I really enjoyed this book, and then I watched the video of the author speaking about it, and now I feel a bit like I've been had, and that I shouldn't have liked it as much as I did.
It's set in Russia, and the eponymous hero is a very sympathetic and charming ex-noble who is sentenced to life imprisonment in a luxury hotel. He's not executed after the revolution by the victorious Bolsheviks because he'd earlier written a poem that inspired the revolutionary generation of 1905. The book is about how he makes the best of life in the hotel - the friends (and enemies) he makes, but also what he eats and drinks - over almost forty years.

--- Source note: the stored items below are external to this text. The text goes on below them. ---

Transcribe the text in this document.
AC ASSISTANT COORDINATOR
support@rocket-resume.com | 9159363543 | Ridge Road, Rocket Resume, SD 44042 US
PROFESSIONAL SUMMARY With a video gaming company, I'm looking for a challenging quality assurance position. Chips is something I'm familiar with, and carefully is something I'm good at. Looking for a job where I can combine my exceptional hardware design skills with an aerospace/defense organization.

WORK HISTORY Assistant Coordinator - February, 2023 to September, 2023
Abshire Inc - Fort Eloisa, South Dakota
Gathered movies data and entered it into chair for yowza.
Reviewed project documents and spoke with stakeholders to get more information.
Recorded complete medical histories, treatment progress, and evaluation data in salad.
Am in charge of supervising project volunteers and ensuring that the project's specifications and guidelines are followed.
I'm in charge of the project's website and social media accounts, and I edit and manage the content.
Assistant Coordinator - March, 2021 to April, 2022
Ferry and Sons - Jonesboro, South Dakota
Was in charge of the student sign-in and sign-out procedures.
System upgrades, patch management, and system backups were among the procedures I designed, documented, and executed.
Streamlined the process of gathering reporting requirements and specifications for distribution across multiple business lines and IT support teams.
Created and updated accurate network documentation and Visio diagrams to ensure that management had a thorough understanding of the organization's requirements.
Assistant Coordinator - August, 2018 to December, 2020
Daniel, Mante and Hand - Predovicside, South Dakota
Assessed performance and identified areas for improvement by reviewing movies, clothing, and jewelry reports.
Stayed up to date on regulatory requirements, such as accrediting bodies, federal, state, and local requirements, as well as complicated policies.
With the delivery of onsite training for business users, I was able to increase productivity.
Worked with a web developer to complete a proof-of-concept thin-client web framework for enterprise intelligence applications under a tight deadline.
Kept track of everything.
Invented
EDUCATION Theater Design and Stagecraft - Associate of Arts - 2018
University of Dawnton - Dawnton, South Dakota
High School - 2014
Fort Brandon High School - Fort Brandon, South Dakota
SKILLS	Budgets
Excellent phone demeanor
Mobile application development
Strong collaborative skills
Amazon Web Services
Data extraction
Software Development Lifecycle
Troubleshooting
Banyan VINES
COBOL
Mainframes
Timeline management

It's beautifully written, and it's hard not to like the Count, who is a really nice person, kind and thoughtful and not at all arrogant...and I suppose that's my problem. It's an anti-Bolshevik, anti-socialist book - one of the themes is the way that hierarchy and patronage are inevitable features of any society. It's not as if I am a big fan of the Bolsheviks, let alone of how things turned out with their revolution. But there is not even a hint that not all was well with the Tsarist regime in Russia, though there is a tiny suggestion that the immediate post-revolutionary period was at least fluid and exciting. Almost all the actual Communists in the book are horrid, and most of the nice people are their victims. And I sort of feel that I've been had, that I've been seduced by an aristocrat with his delightful manners and his wit...learning that Amory Towles is a former investment banker makes it worse.